Recently I was at the Pub with a group of male friends, a very attractive woman walks into the bar, and my friends do the usual male thing and all attention turns to the woman and between them the usual male banter started up, commenting on how good she looks, ETC.., except for me, I keep quiet, but I am admiring her dress sense, her hairstyle and her immaculate nails. A week or so later I was invited to a wedding and i noticed myself this time spending more time talking with the ladies than with the men and of course, I was keeping an eye on the dresses, hairstyles etc.

It then got me thinking have I always been like this and I came to the conclusion that my whole life, I've always observed what the girls are wearing, hairstyles etc.
I've never been one to leer at women, It has always been to look, learn and to catch any fashion tips, and I've always had more in common with the women than men, from my earliest school days I have always felt more comfortable with with females.

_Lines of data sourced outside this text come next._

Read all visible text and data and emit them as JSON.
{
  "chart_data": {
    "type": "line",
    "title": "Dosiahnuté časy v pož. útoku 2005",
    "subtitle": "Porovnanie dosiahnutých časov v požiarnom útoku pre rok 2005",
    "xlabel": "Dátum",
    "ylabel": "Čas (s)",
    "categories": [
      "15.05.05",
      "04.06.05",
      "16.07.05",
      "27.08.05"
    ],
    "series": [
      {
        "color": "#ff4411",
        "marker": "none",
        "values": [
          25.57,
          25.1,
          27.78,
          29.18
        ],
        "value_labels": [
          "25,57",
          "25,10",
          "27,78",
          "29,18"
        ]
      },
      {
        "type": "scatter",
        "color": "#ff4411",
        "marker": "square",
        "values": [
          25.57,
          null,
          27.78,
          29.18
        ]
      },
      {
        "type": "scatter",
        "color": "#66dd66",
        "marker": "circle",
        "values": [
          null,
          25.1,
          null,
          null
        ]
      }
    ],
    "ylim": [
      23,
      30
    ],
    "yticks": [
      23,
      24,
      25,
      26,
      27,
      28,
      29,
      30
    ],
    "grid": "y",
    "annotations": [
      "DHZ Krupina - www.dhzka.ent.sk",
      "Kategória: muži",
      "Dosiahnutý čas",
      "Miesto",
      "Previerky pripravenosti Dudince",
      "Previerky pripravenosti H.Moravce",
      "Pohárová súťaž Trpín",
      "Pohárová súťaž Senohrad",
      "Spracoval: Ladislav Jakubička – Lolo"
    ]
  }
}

Basically my question is, are these thoughts and traits quite common amongst us girls?

Erica Grace
03-23-2014, 06:44 PM
Hello Adelaide,

I find myself doing the exact same thing, well both really. I can admire a girl for her fashion sense and just REALLY want to know where she got her dress, but I'll also find myself eyeing her body as well (only one of which is ever vocally expressed). Since I have started dressing a year ago I have definitely been paying more attention to the fashion side of women, especially makeup.

NathalieX66
03-23-2014, 06:48 PM
Yep. ....... it happens all the time.

ShelbyDawn
03-23-2014, 06:49 PM
I find myself in between...
I see a beautiful woman and comment, to myself, "Wow, she's hot and I wonder if that dress comes in my size... " :)


:hugs:

Shelby

JessicaMN
03-23-2014, 06:58 PM
I am always finging myself talking to women at events like that more than the guys. Yet I still don't have a girlfriend. Go figure.

Chari
03-23-2014, 07:04 PM
Adelaide, I have always observed and respected the female body, attire, makeup, hair styles, and movements beginning in grade school. During my teen years, through college, and beyond I was told by many gals that I "had a positive & natural flair for fashion", as I helped them select better colors, materials, fashions, and styles that "made them look great! It was not for the accolades or to get dates, but only to assist those that had very little color and fashion knowledge. All that still continues today. Enjoy.

Sharon B.
03-23-2014, 07:05 PM
Same here will look at the actual woman after I make note of what she is wearing and wonder where she purchase it at and wonder if I would look as good in it also.

Eryn
03-23-2014, 07:10 PM
When I am out in drab and a woman (beautiful or not-so) walks by wearing something interesting or attractive I do take notice. It's not so pleasant a feeling for me to realize that I will only experience that freedom in a limited sense.

janec
03-23-2014, 07:25 PM
I find that I am always people watching as I call it and find myself looking at ghe outfits that the women are wearing and wonder what it would feel/ look like to wear.

Adriana Moretti
03-23-2014, 08:21 PM
interesting point......and i would have to agree....i do that too ...and I am also more friendly with the gals...

Felicia Dee
03-23-2014, 08:28 PM
Ditto. Across the board, ditto. Lol. ;)

BLUE ORCHID
03-23-2014, 08:57 PM
Hi Adelaide, If I didn't know better I would've been talking about me.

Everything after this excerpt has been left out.